What is Pediatric Atherosclerosis?
Atherosclerosis is the hardening and narrowing of arteries due to the buildup of fat and cholesterol in the arteries, increasing the risk of heart disease, stroke and cardiac arrest. Just like adults, children can be diagnosed with atherosclerosis.
Arteries are muscular tubes that take oxygen-rich blood from the heart to tissues throughout the body. When the tubes become narrowed, they are not as efficient at transporting blood throughout the body, and less blood gets to the tissues.
Atherosclerosis puts children at risk for sudden cardiac arrest, high cholesterol and strokes. Typically, the disease isn’t discovered until the adolescent years (12-17 years of age). In most children, changes to the arteries are mild and can be decreased by living a healthy lifestyle.
What are the signs and symptoms of Pediatric Atherosclerosis?
- Chronic diseases, such as diabetes, Kawasaki disease and chronic kidney disease
- High blood pressure
What are the causes of Pediatric Atherosclerosis?
Atherosclerosis occurs in children for many of the same reasons it occurs in adults:
- Cancer treatment – some chemotherapy treatments can cause problems in the heart and vascular system.

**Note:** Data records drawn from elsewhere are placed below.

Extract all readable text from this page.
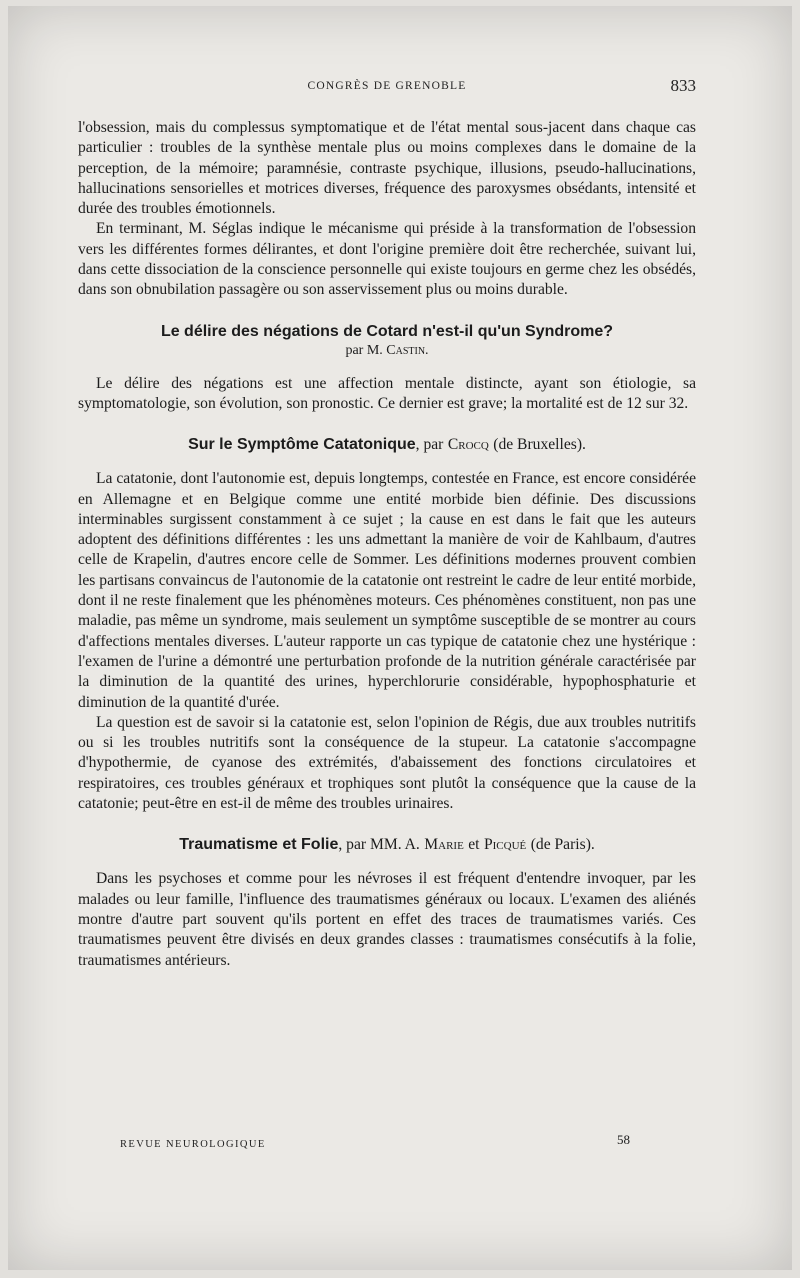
CONGRÈS DE GRENOBLE	833

l'obsession, mais du complessus symptomatique et de l'état mental sous-jacent dans chaque cas particulier : troubles de la synthèse mentale plus ou moins complexes dans le domaine de la perception, de la mémoire; paramnésie, contraste psychique, illusions, pseudo-hallucinations, hallucinations sensorielles et motrices diverses, fréquence des paroxysmes obsédants, intensité et durée des troubles émotionnels.

En terminant, M. Séglas indique le mécanisme qui préside à la transformation de l'obsession vers les différentes formes délirantes, et dont l'origine première doit être recherchée, suivant lui, dans cette dissociation de la conscience personnelle qui existe toujours en germe chez les obsédés, dans son obnubilation passagère ou son asservissement plus ou moins durable.

Le délire des négations de Cotard n'est-il qu'un Syndrome?
par M. Castin.

Le délire des négations est une affection mentale distincte, ayant son étiologie, sa symptomatologie, son évolution, son pronostic. Ce dernier est grave; la mortalité est de 12 sur 32.

Sur le Symptôme Catatonique, par Crocq (de Bruxelles).

La catatonie, dont l'autonomie est, depuis longtemps, contestée en France, est encore considérée en Allemagne et en Belgique comme une entité morbide bien définie. Des discussions interminables surgissent constamment à ce sujet ; la cause en est dans le fait que les auteurs adoptent des définitions différentes : les uns admettant la manière de voir de Kahlbaum, d'autres celle de Krapelin, d'autres encore celle de Sommer. Les définitions modernes prouvent combien les partisans convaincus de l'autonomie de la catatonie ont restreint le cadre de leur entité morbide, dont il ne reste finalement que les phénomènes moteurs. Ces phénomènes constituent, non pas une maladie, pas même un syndrome, mais seulement un symptôme susceptible de se montrer au cours d'affections mentales diverses. L'auteur rapporte un cas typique de catatonie chez une hystérique : l'examen de l'urine a démontré une perturbation profonde de la nutrition générale caractérisée par la diminution de la quantité des urines, hyperchlorurie considérable, hypophosphaturie et diminution de la quantité d'urée.

La question est de savoir si la catatonie est, selon l'opinion de Régis, due aux troubles nutritifs ou si les troubles nutritifs sont la conséquence de la stupeur. La catatonie s'accompagne d'hypothermie, de cyanose des extrémités, d'abaissement des fonctions circulatoires et respiratoires, ces troubles généraux et trophiques sont plutôt la conséquence que la cause de la catatonie; peut-être en est-il de même des troubles urinaires.

Traumatisme et Folie, par MM. A. Marie et Picqué (de Paris).

Dans les psychoses et comme pour les névroses il est fréquent d'entendre invoquer, par les malades ou leur famille, l'influence des traumatismes généraux ou locaux. L'examen des aliénés montre d'autre part souvent qu'ils portent en effet des traces de traumatismes variés. Ces traumatismes peuvent être divisés en deux grandes classes : traumatismes consécutifs à la folie, traumatismes antérieurs.

REVUE NEUROLOGIQUE	58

- Chronic kidney disease – chronic kidney disease has been linked to cardiovascular disease.
- Depressive and bipolar disorders – depression and anxiety disorders can contribute to heart disease by affecting heart rhythms, blood pressure, blood clotting, insulin and cholesterol.
- Diabetes – high glucose levels can damage blood vessels.
- Dyslipidemia – disorder of lipoprotein metabolism that affects cholesterol levels.
- Family history – cardiovascular disease can run in families.
- Heart transplant – this procedure can cause problems in the heart and vascular system.
- High blood pressure (also called hypertension) – high blood pressure damages the lining of the arteries, making them more susceptible to plaque.
- Kawasaki disease with coronary aneurysms – Kawasaki disease causes inflammation of blood vessels throughout the body.
- Smoking and secondhand smoke – smoking damages the lining of arteries, making them susceptible to fatty buildup.
- Unhealthy diet, weight and exercise habits – these can cause problems with the heart and vascular system.